Section 5 - Autonomous AIOps: Self-Healing RHEL with Splunk
Objective
Estimated time: 20-30 minutes
In this section, you will build and observe a fully autonomous AIOps workflow where Splunk detects a crond failure on a RHEL server, Event-Driven Ansible triggers a response, and an AI-powered routing agent analyzes the error, selects the correct fix from available job templates, and applies it. All without human intervention (after your initial approval).
After completing this section, you will be able to:
-
Build an end-to-end observability pipeline connecting Splunk alerting to Event-Driven Ansible, reducing mean time to remediation from hours to seconds
-
See how an AI routing agent analyzes syslog messages in real time, selects the correct fix from a catalog of job templates, and applies it — turning reactive firefighting into proactive self-healing infrastructure
-
Evaluate when to use autonomous AI-routed remediation versus human-in-the-loop workflows so you can adopt the right approach for your organization’s risk tolerance and maturity
|
This is a separate demo from Section 4 (Red Hat Lightspeed & Agentic IDE Workflow). Section 4 demonstrated a human-in-the-loop workflow where an AI agent assists you and asks for permission before acting.
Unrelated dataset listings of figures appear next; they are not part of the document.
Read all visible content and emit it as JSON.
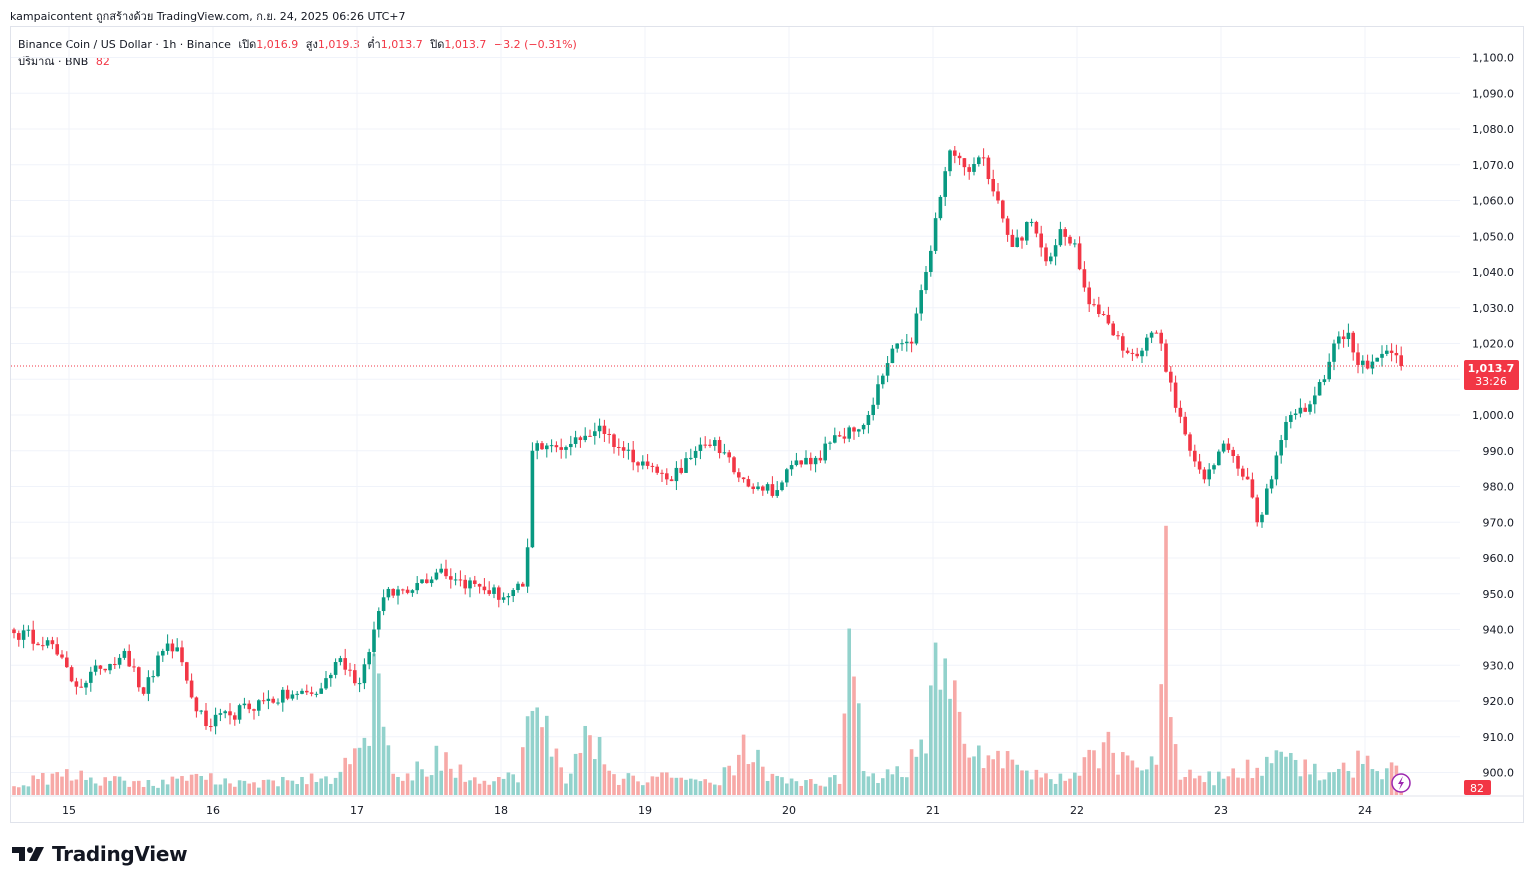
{
  "header": {
    "attribution": "kampaicontent ถูกสร้างด้วย TradingView.com, ก.ย. 24, 2025 06:26 UTC+7"
  },
  "legend": {
    "symbol": "Binance Coin / US Dollar · 1h · Binance",
    "open_label": "เปิด",
    "open_value": "1,016.9",
    "high_label": "สูง",
    "high_value": "1,019.3",
    "low_label": "ต่ำ",
    "low_value": "1,013.7",
    "close_label": "ปิด",
    "close_value": "1,013.7",
    "change": "−3.2 (−0.31%)",
    "volume_label": "ปริมาณ · BNB",
    "volume_value": "82"
  },
  "price_tag": {
    "price": "1,013.7",
    "countdown": "33:26"
  },
  "volume_tag": "82",
  "brand": {
    "name": "TradingView",
    "logo_icon": "tradingview-logo-icon"
  },
  "colors": {
    "up": "#089981",
    "down": "#f23645",
    "vol_up": "#92d2cc",
    "vol_down": "#f7a9a7"
  },
  "chart_data": {
    "type": "candlestick",
    "symbol": "BNB/USD",
    "interval": "1h",
    "x_tick_labels": [
      "15",
      "16",
      "17",
      "18",
      "19",
      "20",
      "21",
      "22",
      "23",
      "24"
    ],
    "y_tick_labels": [
      "1,100.0",
      "1,090.0",
      "1,080.0",
      "1,070.0",
      "1,060.0",
      "1,050.0",
      "1,040.0",
      "1,030.0",
      "1,020.0",
      "1,010.0",
      "1,000.0",
      "990.0",
      "980.0",
      "970.0",
      "960.0",
      "950.0",
      "940.0",
      "930.0",
      "920.0",
      "910.0",
      "900.0"
    ],
    "y_range": [
      896,
      1103
    ],
    "grid": true,
    "last_price": 1013.7,
    "anchors": [
      [
        0,
        939
      ],
      [
        7,
        937
      ],
      [
        13,
        924
      ],
      [
        18,
        929
      ],
      [
        23,
        934
      ],
      [
        27,
        922
      ],
      [
        31,
        934
      ],
      [
        34,
        935
      ],
      [
        37,
        921
      ],
      [
        40,
        913
      ],
      [
        45,
        916
      ],
      [
        52,
        920
      ],
      [
        59,
        922
      ],
      [
        63,
        922
      ],
      [
        68,
        932
      ],
      [
        72,
        925
      ],
      [
        75,
        940
      ],
      [
        77,
        949
      ],
      [
        84,
        953
      ],
      [
        89,
        957
      ],
      [
        92,
        954
      ],
      [
        97,
        952
      ],
      [
        102,
        949
      ],
      [
        106,
        952
      ],
      [
        107,
        963
      ],
      [
        108,
        990
      ],
      [
        113,
        991
      ],
      [
        118,
        993
      ],
      [
        122,
        997
      ],
      [
        126,
        991
      ],
      [
        131,
        987
      ],
      [
        136,
        982
      ],
      [
        141,
        988
      ],
      [
        146,
        993
      ],
      [
        150,
        984
      ],
      [
        155,
        980
      ],
      [
        159,
        979
      ],
      [
        162,
        986
      ],
      [
        167,
        988
      ],
      [
        172,
        994
      ],
      [
        176,
        996
      ],
      [
        178,
        1000
      ],
      [
        181,
        1011
      ],
      [
        184,
        1020
      ],
      [
        187,
        1020
      ],
      [
        190,
        1040
      ],
      [
        193,
        1061
      ],
      [
        195,
        1074
      ],
      [
        199,
        1068
      ],
      [
        202,
        1072
      ],
      [
        205,
        1060
      ],
      [
        208,
        1047
      ],
      [
        212,
        1054
      ],
      [
        215,
        1043
      ],
      [
        218,
        1052
      ],
      [
        221,
        1048
      ],
      [
        224,
        1031
      ],
      [
        227,
        1028
      ],
      [
        231,
        1018
      ],
      [
        235,
        1018
      ],
      [
        238,
        1023
      ],
      [
        239,
        1020
      ],
      [
        242,
        1002
      ],
      [
        245,
        990
      ],
      [
        248,
        982
      ],
      [
        252,
        992
      ],
      [
        255,
        985
      ],
      [
        257,
        982
      ],
      [
        259,
        970
      ],
      [
        262,
        982
      ],
      [
        264,
        993
      ],
      [
        266,
        1000
      ],
      [
        270,
        1003
      ],
      [
        273,
        1010
      ],
      [
        275,
        1020
      ],
      [
        278,
        1023
      ],
      [
        280,
        1014
      ],
      [
        282,
        1013
      ],
      [
        284,
        1016
      ],
      [
        286,
        1018
      ],
      [
        289,
        1013.7
      ]
    ],
    "volume_anchors": [
      [
        0,
        3
      ],
      [
        10,
        5
      ],
      [
        16,
        4
      ],
      [
        30,
        3
      ],
      [
        40,
        4
      ],
      [
        50,
        3
      ],
      [
        65,
        4
      ],
      [
        73,
        10
      ],
      [
        75,
        30
      ],
      [
        80,
        4
      ],
      [
        88,
        9
      ],
      [
        95,
        4
      ],
      [
        105,
        4
      ],
      [
        108,
        22
      ],
      [
        115,
        4
      ],
      [
        120,
        19
      ],
      [
        125,
        4
      ],
      [
        135,
        4
      ],
      [
        147,
        4
      ],
      [
        152,
        12
      ],
      [
        158,
        4
      ],
      [
        165,
        3
      ],
      [
        172,
        4
      ],
      [
        174,
        31
      ],
      [
        178,
        4
      ],
      [
        186,
        6
      ],
      [
        189,
        14
      ],
      [
        193,
        32
      ],
      [
        195,
        32
      ],
      [
        198,
        10
      ],
      [
        205,
        12
      ],
      [
        212,
        5
      ],
      [
        220,
        5
      ],
      [
        227,
        12
      ],
      [
        233,
        6
      ],
      [
        238,
        8
      ],
      [
        240,
        48
      ],
      [
        243,
        5
      ],
      [
        252,
        4
      ],
      [
        260,
        8
      ],
      [
        265,
        8
      ],
      [
        272,
        5
      ],
      [
        280,
        8
      ],
      [
        289,
        5
      ]
    ]
  }
}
This module demonstrates a more autonomous approach where the detection-to-remediation pipeline runs with minimal human intervention using an AI routing agent that selects the correct fix automatically. |
How It Works
This module uses the same Splunk infrastructure from Section 2 (Network Automation) but applies it to RHEL system monitoring instead of Cisco router syslog.
RHEL Node (node1)
--> rsyslog forwards system logs to Splunk (port 1514)
--> Splunk detects crond error
--> Splunk alert fires webhook to EDA
--> EDA triggers Cron-AIOps-Workflow
--> AI Router analyzes error with Claude
--> Approval Gate (human reviews AI decision)
--> Dispatcher launches the correct fix
The key innovation is the AI routing agent. Instead of hard-coding a single fix for every cron alert, the AI analyzes the actual syslog message, queries AAP for available fix templates, and selects the right one. Two different cron failures get two different fixes, automatically.
Components
-
rsyslog on RHEL nodes forwards system logs to Splunk on TCP port 1514
-
Splunk indexes the logs, runs a saved search, and fires an alert when crond errors are detected
-
Event-Driven Ansible receives the Splunk webhook and triggers the Cron-AIOps-Workflow
-
AI Router (Claude Sonnet) analyzes the syslog message, queries the AAP job template catalog, and selects the correct fix
-
Approval Gate pauses the workflow so you can review the AI decision before applying
-
Dispatcher launches the AI-selected fix template against the affected host
Before You Begin: Switch EDA Rulebook Activations
This module uses a different EDA rulebook activation than the OSPF network module (Section 2). Both the OSPF and Cron rulebooks listen for Splunk webhooks on the same port (5000), so only one can be active at a time.
In a production environment, you would combine multiple rules into a single rulebook with different conditions for each alert type. For this lab, we kept the rulebooks separate so each module is self-contained and easier to follow.
-
Open Ansible Automation Platform
-
Navigate to Automation Decisions → Rulebook Activations
-
Disable the OSPF Neighbor activation:
-
Select the checkbox next to OSPF Neighbor
-
Click Disable rulebook activations
-
Confirm and close
-
-
Enable the RHEL Cron AIOps activation:
-
Click on RHEL Cron AIOps
-
Toggle it to Enabled
-
Wait for the status to show Running
-
|
The RHEL Cron AIOps activation must show Running before you proceed. If it shows Failed, check that the OSPF Neighbor activation is fully disabled, then try enabling the Cron activation again. |
Accessing Splunk
| Component | Value |
|---|---|
Splunk URL |
|
Username |
|
Password |
|
-
Open Splunk using the above details ( use incognito window if needed )
-
Login using the credentials provided
Step 1: Verify Splunk Is Receiving RHEL Logs
-
Once logged in to Splunk
-
Go to Search & Reporting
-
Search for:
sourcetype=syslog -
Set the time range to Last 24 hours
-
You should see syslog messages from node1, node2, and node3 arriving on
source = tcp:1514
If you see events, rsyslog forwarding is working. The RHEL nodes are sending system logs to Splunk.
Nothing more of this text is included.